All hands on deck! Ice Cube has announced big plans for his basketball league.

According to a press release, the rapper turned entrepreneur’s BIG3 basketball league plans to introduce decentralized team ownership backed by Non-Fungible Tokens (NFTs). This means fans from across the world will have a chance to own a stake in the league’s 12 teams.

“This is team ownership in the 21st century,” said BIG3 co-founder, Ice Cube, according to a press release. “We’ve created a special bond with our fans since our first game in 2017 and this is the natural next step. We want fans to feel even more invested in their favorite squad, more connected to their favorite player, and provide them with the opportunity to grow with us. While other leagues are flirting with fan ownership, none of them have more meat on the bone than BIG3 team owners.”

Benefits Of Becoming BIG3 Basketball League Owner

To become a BIG3 team owner, fans can choose between two NFT collectibles: 25 Fire valued at $25,000 each and 975 Gold valued at $5,000 each. The ownership not only comes with bragging rights but added perks such as voting rights toward team actions, VIP tickets to games, and limited-edition team, league, and championship merchandise and memorabilia. What’s more, owners will have a percentage of future team sales, first rights to expansion teams, and access to team practices and parties, among others.
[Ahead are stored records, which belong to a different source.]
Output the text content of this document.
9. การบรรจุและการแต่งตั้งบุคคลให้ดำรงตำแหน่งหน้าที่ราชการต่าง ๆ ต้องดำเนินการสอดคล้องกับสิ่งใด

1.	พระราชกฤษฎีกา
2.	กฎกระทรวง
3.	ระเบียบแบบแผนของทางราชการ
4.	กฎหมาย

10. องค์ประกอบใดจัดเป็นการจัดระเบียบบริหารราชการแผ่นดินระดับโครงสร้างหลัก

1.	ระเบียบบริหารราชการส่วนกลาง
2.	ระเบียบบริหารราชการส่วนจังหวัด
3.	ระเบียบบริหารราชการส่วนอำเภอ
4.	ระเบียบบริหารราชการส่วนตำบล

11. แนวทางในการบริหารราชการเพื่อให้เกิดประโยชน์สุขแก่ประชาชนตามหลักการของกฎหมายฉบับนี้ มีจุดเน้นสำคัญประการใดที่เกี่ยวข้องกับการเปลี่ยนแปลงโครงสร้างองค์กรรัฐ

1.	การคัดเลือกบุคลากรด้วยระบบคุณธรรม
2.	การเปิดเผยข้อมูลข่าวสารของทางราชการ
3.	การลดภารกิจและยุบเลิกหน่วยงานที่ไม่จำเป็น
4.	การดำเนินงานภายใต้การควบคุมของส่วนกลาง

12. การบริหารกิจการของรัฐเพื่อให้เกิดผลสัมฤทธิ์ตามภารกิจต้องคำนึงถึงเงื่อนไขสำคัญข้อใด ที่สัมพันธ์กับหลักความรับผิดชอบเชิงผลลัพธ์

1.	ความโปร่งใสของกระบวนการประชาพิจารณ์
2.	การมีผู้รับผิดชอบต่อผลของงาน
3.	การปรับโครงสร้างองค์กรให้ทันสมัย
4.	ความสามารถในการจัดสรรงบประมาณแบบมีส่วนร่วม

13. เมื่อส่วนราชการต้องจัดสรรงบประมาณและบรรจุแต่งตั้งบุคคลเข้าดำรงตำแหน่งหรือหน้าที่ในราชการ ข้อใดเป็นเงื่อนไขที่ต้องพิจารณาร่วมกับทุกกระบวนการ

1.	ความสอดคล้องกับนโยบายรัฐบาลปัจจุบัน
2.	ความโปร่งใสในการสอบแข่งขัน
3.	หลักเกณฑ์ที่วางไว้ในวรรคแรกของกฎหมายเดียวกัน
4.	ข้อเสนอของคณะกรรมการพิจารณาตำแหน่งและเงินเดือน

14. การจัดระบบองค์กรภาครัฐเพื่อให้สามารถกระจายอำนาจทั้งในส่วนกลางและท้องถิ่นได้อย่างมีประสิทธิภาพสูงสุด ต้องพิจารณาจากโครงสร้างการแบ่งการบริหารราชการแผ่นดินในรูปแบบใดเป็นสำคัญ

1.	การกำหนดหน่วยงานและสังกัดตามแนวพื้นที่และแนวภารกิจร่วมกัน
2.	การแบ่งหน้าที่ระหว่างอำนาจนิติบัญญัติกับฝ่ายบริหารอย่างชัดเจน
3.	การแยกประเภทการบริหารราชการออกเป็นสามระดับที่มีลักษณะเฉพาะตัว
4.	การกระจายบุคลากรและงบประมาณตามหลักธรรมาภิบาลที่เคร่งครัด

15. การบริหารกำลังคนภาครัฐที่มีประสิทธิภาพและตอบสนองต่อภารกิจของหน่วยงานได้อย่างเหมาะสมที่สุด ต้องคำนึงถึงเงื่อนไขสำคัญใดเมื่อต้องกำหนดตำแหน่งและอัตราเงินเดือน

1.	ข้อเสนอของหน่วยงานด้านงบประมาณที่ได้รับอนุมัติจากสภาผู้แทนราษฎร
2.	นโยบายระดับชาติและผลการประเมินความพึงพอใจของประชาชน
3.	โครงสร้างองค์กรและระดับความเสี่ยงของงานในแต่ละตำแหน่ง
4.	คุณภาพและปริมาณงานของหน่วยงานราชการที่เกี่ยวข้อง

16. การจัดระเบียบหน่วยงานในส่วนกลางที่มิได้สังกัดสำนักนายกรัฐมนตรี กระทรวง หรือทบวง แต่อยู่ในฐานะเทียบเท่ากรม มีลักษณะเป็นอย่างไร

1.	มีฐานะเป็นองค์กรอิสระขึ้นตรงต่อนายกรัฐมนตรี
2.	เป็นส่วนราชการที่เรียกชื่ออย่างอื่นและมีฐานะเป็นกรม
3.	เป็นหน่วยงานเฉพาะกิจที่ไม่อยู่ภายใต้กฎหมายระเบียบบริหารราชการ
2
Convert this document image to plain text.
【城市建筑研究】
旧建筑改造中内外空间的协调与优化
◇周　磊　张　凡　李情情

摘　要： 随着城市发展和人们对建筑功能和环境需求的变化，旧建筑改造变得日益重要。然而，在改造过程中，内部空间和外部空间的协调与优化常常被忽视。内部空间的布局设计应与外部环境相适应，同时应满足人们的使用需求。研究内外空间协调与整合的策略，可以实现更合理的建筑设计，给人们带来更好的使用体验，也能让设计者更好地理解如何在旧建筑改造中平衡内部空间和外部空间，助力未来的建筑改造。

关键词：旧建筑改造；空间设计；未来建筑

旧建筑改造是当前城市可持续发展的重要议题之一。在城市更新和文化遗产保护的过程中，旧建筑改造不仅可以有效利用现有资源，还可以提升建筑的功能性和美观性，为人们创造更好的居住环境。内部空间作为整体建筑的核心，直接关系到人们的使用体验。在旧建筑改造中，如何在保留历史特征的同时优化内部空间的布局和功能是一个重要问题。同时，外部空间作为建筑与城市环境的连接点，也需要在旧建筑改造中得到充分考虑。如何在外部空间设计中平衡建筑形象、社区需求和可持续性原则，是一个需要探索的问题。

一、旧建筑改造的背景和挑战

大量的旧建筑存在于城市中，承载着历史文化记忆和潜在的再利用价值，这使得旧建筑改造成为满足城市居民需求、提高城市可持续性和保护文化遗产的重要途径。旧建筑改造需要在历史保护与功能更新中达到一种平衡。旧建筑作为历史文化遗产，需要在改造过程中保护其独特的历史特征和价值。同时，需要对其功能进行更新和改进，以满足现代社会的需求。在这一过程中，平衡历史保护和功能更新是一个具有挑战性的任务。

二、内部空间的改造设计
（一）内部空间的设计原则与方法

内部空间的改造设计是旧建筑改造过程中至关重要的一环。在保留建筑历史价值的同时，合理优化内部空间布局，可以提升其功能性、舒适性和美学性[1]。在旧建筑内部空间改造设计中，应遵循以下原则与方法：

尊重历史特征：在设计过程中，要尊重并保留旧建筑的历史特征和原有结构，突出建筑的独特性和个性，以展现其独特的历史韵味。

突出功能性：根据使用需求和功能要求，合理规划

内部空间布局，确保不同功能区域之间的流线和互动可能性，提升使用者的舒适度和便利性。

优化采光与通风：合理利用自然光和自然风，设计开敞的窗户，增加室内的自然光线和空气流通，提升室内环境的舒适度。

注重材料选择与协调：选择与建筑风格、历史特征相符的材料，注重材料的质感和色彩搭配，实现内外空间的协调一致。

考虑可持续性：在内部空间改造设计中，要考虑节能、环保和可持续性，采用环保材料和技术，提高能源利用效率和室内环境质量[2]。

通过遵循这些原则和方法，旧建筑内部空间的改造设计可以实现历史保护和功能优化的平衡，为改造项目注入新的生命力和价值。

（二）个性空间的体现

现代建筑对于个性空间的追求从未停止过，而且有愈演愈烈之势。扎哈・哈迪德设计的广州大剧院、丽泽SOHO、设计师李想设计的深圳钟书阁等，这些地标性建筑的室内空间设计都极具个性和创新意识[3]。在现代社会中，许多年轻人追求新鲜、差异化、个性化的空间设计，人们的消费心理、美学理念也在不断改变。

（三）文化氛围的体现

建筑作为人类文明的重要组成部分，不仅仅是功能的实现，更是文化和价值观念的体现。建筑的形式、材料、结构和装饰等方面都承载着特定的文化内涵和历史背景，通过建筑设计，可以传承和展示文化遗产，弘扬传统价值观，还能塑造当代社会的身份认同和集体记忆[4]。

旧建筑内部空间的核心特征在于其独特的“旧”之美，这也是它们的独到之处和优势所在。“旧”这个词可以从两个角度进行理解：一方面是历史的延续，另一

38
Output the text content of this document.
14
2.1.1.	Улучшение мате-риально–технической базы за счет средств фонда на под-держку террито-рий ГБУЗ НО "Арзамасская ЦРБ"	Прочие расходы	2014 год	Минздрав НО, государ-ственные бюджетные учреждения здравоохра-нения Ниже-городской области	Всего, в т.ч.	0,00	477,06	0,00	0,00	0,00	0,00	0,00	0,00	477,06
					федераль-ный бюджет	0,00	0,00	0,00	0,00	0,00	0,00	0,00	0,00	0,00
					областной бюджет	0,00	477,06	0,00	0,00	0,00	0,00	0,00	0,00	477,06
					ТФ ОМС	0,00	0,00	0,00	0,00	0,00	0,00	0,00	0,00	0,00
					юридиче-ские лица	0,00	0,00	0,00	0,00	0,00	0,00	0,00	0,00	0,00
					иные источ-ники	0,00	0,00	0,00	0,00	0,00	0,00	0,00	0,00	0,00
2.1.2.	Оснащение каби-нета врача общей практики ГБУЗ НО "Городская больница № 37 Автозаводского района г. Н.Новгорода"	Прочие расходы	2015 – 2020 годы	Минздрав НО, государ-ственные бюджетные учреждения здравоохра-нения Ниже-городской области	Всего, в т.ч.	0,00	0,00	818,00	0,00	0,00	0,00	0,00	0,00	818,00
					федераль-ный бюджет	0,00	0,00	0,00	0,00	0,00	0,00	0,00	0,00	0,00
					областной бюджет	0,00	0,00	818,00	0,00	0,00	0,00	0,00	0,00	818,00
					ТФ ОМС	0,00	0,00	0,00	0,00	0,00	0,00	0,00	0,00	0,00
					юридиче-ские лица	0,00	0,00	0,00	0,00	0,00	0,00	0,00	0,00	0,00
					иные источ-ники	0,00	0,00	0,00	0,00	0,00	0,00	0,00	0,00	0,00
“When we founded the BIG3 five seasons ago, our mission was to build a league that was innovative and created opportunities for players and fans alike that other leagues lack,” said BIG3 co-founder, Jeff Kwatinetz, according to a press release. “We are thrilled to be lowering the barrier to entry to team ownership so our fans can take their investment to the next level. This is a tremendous step for our league and the sport as a whole, and I can’t wait to meet our new owners and begin to build this league alongside them.“

The new move might be beneficial for the expansion of the BIG3 basketball league as the NFTs could potentially create $66 million in revenue, Decrypt reports.